REPUBLIKA.CO.ID, JAKARTA -- Majelis Ulama Indonesia (MUI) menanggapi usulan Pemerintah Provinsi Jawa Barat (Jabar) yang menginginkan vasektomi bagi suami sebagai syarat penerima bantuan sosial. Wakil Sekretaris Komisi Fatwa MUI KH Abdul Muiz Ali mengingatkan adanya hasil keputusan Ijtima’ Ulama Komisi Fatwa se-Indonesia IV yang digelar di Cipasung, Tasikmalaya, pada 2012 lalu.
Dalam forum tersebut, para fakih Islam mengambil keputusan berdasarkan pada pertimbangan syariat Islam, perkembangan medis, serta kaidah-kadiah ushul fikih terkait metode kontrasepsi yang dikenal sebagai medis operasi pria (MOP).

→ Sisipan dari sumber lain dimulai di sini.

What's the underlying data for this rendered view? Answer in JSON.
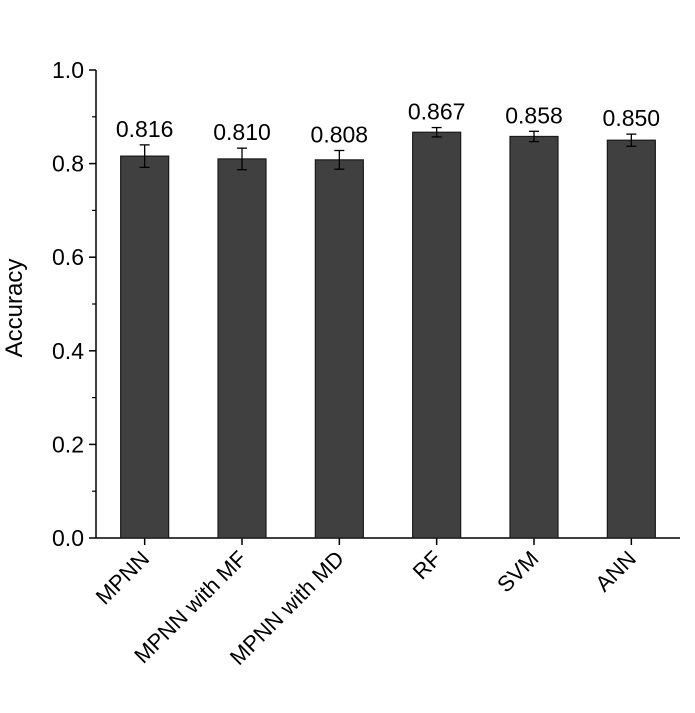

Ijtima’ Ulama Komisi Fatwa se-Indonesia IV menetapkan, praktik vasektomi tetap dihukumi haram, kecuali dalam kondisi tertentu yang memenuhi lima syarat ketat.
"Vasektomi secara prinsip adalah tindakan yang mengarah pada pemandulan, dan dalam pandangan syariat, hal itu dilarang. Namun, dengan perkembangan teknologi yang memungkinkan rekanalisasi, maka hukum bisa menjadi berbeda dengan syarat-syarat tertentu," ujar Kiai Muiz saat dihubungi Republika, Selasa (29/4/2025) malam.
Kelima syarat yang dimaksud adalah sebagai berikut. Pertama, vasektomi dilakukan untuk tujuan yang tidak menyalahi syariat Islam. Kedua, vasektomi tidak menyebabkan kemandulan permanen.
Ketiga, ada jaminan medis bahwa rekanalisasi (penyambungan kembali saluran sperma) bisa dilakukan dan fungsi reproduksi pulih seperti semula. Keempat, tidak menimbulkan mudarat bagi pelakunya. Terakhir, vasektomi tidak dimasukkan ke dalam program kontrasepsi mantap.
Bagaimanapun, keharaman vasektomi tetap berlaku hingga kini. Sebab, rekanalisasi tidak 100 persen menjamin kembali normalnya saluran sperma.
"Karena hingga hari ini rekanalisasi masih susah dan tidak menjamin pengembalian fungsi semula, maka hukum haraman masih berlaku," tegas Kiai Muiz.
Ia mengakui, perkembangan teknologi medis memungkinkan terjadinya rekanalisasi. Akan tetapi, tingkat keberhasilan operasi tersebut tetap bergantung pada banyak faktor sehingga tidak menjamin kesuburan kembali seperti semula. Terlebih lagi, rekanalisasi membutuhkan biaya yang jauh lebih mahal daripada vasektomi.
Karena itu, Kiai Muiz mengatakan, MUI merekomendasikan kepada pemerintah agar tidak mengampanyekan vasektomi secara terbuka dan massal. "Pemerintah harus transparan dan objektif dalam sosialisasikan vasektomi, termasuk menjelaskan biaya rekanalisasi yang mahal dan potensi kegagalannya," ucap Kiai Muiz.
MUI juga menekankan pentingnya edukasi kepada masyarakat untuk membangun keluarga yang bertanggung jawab, sehat, dan unggul, serta tidak melupakan tugas menyiapkan generasi penerus bangsa. Penggunaan alat kontrasepsi, kata Kiai Muiz, harus bertujuan untuk mengatur keturunan (tanzhim al-nasl), bukan untuk membatasi secara permanen (tahdid al-nasl) apalagi sebagai dalih gaya hidup bebas yang menyimpang dari ajaran agama.